Two years after 80 per cent of the population voted to leave the Soviet Union, Ukraine must choose a parliament at a time when the twin and incompatible temptations of fascism and pro-Russian secession are making inroads at different ends of the country.
Neither extreme will dominate the new legislature, one of whose main tasks will be to concoct a new constitution but they will help polarise an already fragile political order and add to a general paralysis that risks turning post-Soviet economic collapse into a man- made disaster on the scale of the terrible Ukrainian famine of the 1930s.
Only 11 per cent of the candidates belong to specific parties. A pyschiatrist has declared at least one-fifth of them mentally unstable. Most have no coherent programme. The last election was in 1990 when Ukraine was a Soviet republic. Today Soviet-style electoral rules survive, such as the stipulation that voters cross out candidates they do not want instead of indicating which candidates they do.

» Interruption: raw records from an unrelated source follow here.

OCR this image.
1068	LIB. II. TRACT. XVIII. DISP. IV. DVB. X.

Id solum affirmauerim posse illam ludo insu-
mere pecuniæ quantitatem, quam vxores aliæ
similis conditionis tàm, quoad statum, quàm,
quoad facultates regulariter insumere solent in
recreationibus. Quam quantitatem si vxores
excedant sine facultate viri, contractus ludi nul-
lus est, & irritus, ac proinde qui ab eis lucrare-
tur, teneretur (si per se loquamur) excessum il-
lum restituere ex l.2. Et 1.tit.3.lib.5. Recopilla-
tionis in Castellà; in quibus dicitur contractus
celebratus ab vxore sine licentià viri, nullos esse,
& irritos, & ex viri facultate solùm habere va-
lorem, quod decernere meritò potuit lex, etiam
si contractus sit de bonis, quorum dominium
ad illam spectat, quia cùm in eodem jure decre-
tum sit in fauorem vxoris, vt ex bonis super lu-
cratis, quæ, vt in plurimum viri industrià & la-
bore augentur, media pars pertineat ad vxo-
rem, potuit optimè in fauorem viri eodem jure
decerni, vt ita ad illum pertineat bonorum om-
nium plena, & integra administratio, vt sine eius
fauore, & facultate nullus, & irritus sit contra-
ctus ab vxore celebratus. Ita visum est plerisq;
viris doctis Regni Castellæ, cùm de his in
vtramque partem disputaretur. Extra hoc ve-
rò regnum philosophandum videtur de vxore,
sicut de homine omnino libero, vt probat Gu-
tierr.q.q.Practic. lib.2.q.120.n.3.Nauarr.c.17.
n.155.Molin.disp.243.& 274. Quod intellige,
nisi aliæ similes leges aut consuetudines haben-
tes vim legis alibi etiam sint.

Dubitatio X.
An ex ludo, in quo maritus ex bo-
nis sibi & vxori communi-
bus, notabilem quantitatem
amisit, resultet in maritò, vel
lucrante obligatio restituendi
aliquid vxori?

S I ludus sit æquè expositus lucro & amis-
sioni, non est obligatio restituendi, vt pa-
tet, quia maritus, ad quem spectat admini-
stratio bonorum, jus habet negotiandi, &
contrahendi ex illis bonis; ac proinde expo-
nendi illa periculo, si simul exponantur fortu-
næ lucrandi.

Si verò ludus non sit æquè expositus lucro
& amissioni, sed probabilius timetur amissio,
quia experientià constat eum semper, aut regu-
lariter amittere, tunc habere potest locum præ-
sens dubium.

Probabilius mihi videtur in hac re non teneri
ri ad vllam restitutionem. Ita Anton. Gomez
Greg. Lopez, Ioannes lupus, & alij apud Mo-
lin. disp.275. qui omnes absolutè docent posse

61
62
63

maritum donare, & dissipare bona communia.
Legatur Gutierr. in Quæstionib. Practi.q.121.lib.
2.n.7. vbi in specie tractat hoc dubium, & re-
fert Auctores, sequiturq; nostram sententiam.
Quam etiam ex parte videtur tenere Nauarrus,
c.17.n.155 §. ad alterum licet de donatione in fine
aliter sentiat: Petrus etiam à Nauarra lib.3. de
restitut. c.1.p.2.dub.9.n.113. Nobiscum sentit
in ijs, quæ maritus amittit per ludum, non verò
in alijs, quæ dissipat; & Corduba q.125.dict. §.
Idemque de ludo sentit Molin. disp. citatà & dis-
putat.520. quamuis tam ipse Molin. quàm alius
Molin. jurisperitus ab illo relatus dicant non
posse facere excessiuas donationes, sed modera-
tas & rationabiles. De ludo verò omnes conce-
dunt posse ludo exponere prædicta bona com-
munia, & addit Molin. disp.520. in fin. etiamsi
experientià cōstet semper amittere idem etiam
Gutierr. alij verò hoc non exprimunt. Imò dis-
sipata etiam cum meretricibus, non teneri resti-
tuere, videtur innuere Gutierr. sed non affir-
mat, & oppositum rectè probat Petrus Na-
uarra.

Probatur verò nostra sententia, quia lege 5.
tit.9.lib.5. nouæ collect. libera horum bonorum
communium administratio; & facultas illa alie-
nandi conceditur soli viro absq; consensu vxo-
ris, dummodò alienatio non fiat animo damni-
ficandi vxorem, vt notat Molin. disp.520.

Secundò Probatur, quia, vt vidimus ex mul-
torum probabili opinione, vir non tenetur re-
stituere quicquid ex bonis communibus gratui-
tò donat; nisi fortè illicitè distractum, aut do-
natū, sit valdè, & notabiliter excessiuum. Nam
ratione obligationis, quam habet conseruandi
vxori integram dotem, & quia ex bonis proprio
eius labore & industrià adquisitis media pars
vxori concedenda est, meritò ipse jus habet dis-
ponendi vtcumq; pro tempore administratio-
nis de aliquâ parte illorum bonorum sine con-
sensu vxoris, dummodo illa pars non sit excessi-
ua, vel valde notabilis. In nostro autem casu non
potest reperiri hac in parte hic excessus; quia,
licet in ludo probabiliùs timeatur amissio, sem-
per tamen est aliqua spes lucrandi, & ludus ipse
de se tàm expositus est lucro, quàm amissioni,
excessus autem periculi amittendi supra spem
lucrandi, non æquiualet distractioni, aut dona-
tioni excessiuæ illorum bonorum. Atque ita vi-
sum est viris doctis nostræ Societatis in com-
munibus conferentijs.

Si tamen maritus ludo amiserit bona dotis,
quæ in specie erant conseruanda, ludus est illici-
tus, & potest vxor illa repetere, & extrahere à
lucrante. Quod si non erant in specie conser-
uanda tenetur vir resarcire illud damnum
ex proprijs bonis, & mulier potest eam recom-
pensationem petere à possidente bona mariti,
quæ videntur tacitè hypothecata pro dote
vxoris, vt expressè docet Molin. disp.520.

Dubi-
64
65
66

'If there is a conspiracy, it is to perpetuate a very dangerous muddle,' says Roman Zwzycz, of Elections 94, an independent monitoring group. The plethora of candidates and convoluted rules, requiring the winner to get at least 25 per cent of the registered vote, will force many run-offs. Adding to the confusion are three referendums on language and local autonomy in strongly Russian-speaking regions: Crimea, Donetsk and Lugansk.
The stronghold of Ukrainian nationalism is the west around Lvov, a jewel of the old Habsburg Empire where bands of guerrillas took to the woods after the Second World War and continued sporadic resistance to Soviet authority until as late as 1956. The more mainstream nationalists of Rukh are being pressed hard by fascist firebrands from the Ukrainian National Assembly (UNA) and its para-military organisation, the Ukrainian People's Self-Defence (UNSO). They offer a mix of economic populism and strident anti- Russian rhetoric. Their slogan is: 'Force, Order, Prosperity.'
'As soon as we can reach the people, the majority will stand on our side,' predicts Viktor Melnik, an UNA candidate who, like many of its supporters, wears military fatigues and has a patch on his arm with a swastika-like insignia. 'We are not fascists. There are a lot of Russians, Jews and negroes in our organisation.' He was unable to provide names or membership figures.

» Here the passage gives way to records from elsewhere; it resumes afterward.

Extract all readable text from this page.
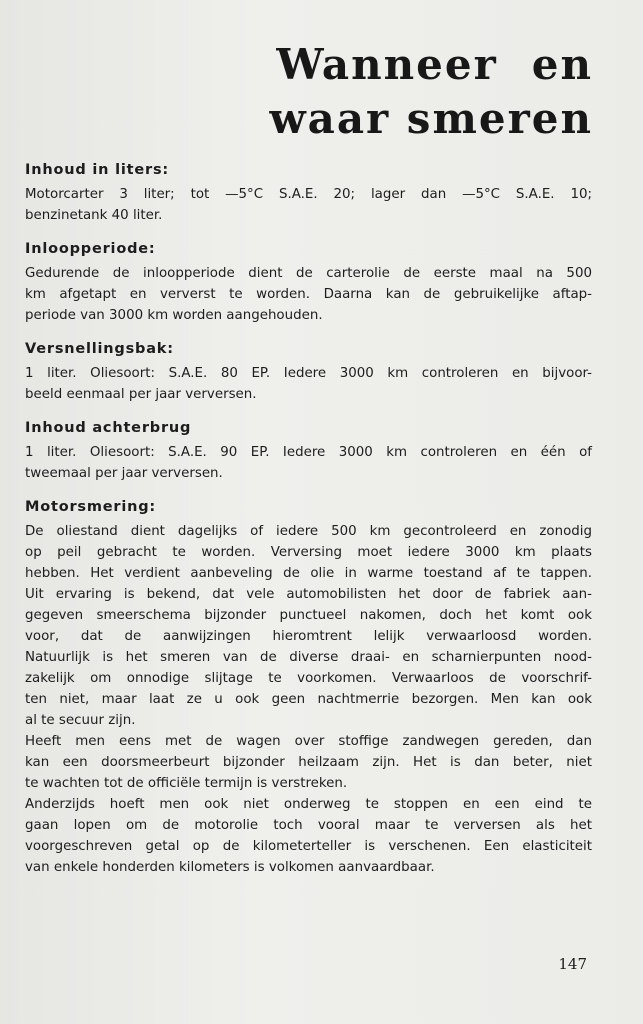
Wanneer en
waar smeren
Inhoud in liters:
Motorcarter 3 liter; tot —5°C S.A.E. 20; lager dan —5°C S.A.E. 10;
benzinetank 40 liter.
Inloopperiode:
Gedurende de inloopperiode dient de carterolie de eerste maal na 500
km afgetapt en ververst te worden. Daarna kan de gebruikelijke aftap-
periode van 3000 km worden aangehouden.
Versnellingsbak:
1 liter. Oliesoort: S.A.E. 80 EP. Iedere 3000 km controleren en bijvoor-
beeld eenmaal per jaar verversen.
Inhoud achterbrug
1 liter. Oliesoort: S.A.E. 90 EP. Iedere 3000 km controleren en één of
tweemaal per jaar verversen.
Motorsmering:
De oliestand dient dagelijks of iedere 500 km gecontroleerd en zonodig
op peil gebracht te worden. Verversing moet iedere 3000 km plaats
hebben. Het verdient aanbeveling de olie in warme toestand af te tappen.
Uit ervaring is bekend, dat vele automobilisten het door de fabriek aan-
gegeven smeerschema bijzonder punctueel nakomen, doch het komt ook
voor, dat de aanwijzingen hieromtrent lelijk verwaarloosd worden.
Natuurlijk is het smeren van de diverse draai- en scharnierpunten nood-
zakelijk om onnodige slijtage te voorkomen. Verwaarloos de voorschrif-
ten niet, maar laat ze u ook geen nachtmerrie bezorgen. Men kan ook
al te secuur zijn.
Heeft men eens met de wagen over stoffige zandwegen gereden, dan
kan een doorsmeerbeurt bijzonder heilzaam zijn. Het is dan beter, niet
te wachten tot de officiële termijn is verstreken.
Anderzijds hoeft men ook niet onderweg te stoppen en een eind te
gaan lopen om de motorolie toch vooral maar te verversen als het
voorgeschreven getal op de kilometerteller is verschenen. Een elasticiteit
van enkele honderden kilometers is volkomen aanvaardbaar.
147
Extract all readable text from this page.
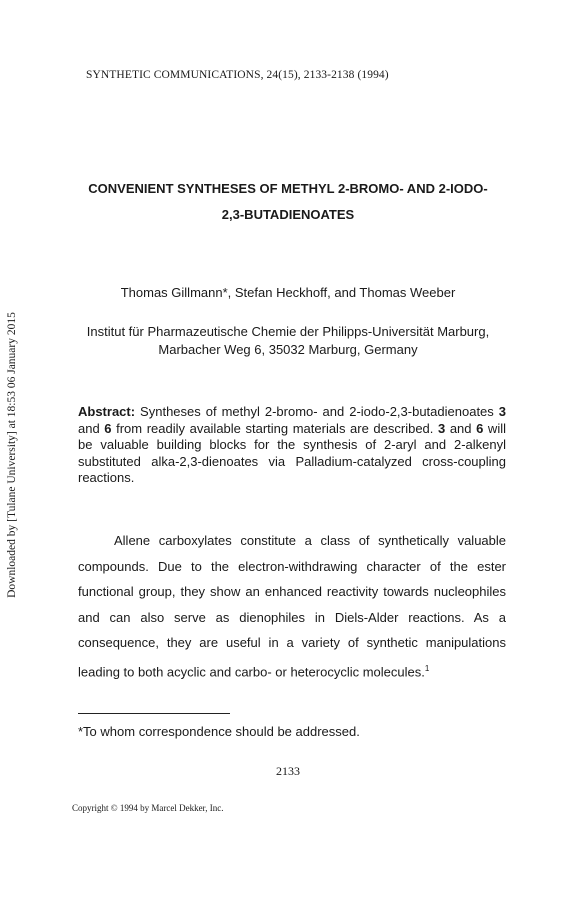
SYNTHETIC COMMUNICATIONS, 24(15), 2133-2138 (1994)
Downloaded by [Tulane University] at 18:53 06 January 2015
CONVENIENT SYNTHESES OF METHYL 2-BROMO- AND 2-IODO-
2,3-BUTADIENOATES
Thomas Gillmann*, Stefan Heckhoff, and Thomas Weeber
Institut für Pharmazeutische Chemie der Philipps-Universität Marburg,
Marbacher Weg 6, 35032 Marburg, Germany
Abstract: Syntheses of methyl 2-bromo- and 2-iodo-2,3-butadienoates 3 and 6 from readily available starting materials are described. 3 and 6 will be valuable building blocks for the synthesis of 2-aryl and 2-alkenyl substituted alka-2,3-dienoates via Palladium-catalyzed cross-coupling reactions.
Allene carboxylates constitute a class of synthetically valuable compounds. Due to the electron-withdrawing character of the ester functional group, they show an enhanced reactivity towards nucleophiles and can also serve as dienophiles in Diels-Alder reactions. As a consequence, they are useful in a variety of synthetic manipulations leading to both acyclic and carbo- or heterocyclic molecules.$^1$
*To whom correspondence should be addressed.
2133
Copyright © 1994 by Marcel Dekker, Inc.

At the other end of the country are the pro-Russian politicians of the Ukrainian Communist and Socialist parties. They are by far the biggest and best organised of some 35 registered parties in Ukraine. They are strongest in the eastern and southern regions, where there are large Russian- speaking populations.
The most influential block in the new parliament is likely to be the so-called Inter-Regional group co-chaired by the former prime minister, Leonid Kuchma. He too has strong support in Russian-speaking areas, favours closer ties with Russia but also some moves towards the market: 'Our aim is rapid market reform and strategic partnership with Russia.'
One sentiment cutting across geographical and ethnic division is rage at the incumbents blamed for Ukraine's economic catastrophe. Inflation has dropped to around 20 per cent a month from more than 80 per cent last year, but this is because much of the economy has stopped. Production fell by more than a third in January and February compared with the same period last year. 'The backlash vote will be very strong. Everyone will be targeted. Everyone will be hurt,' predicts Mr Zwzycz.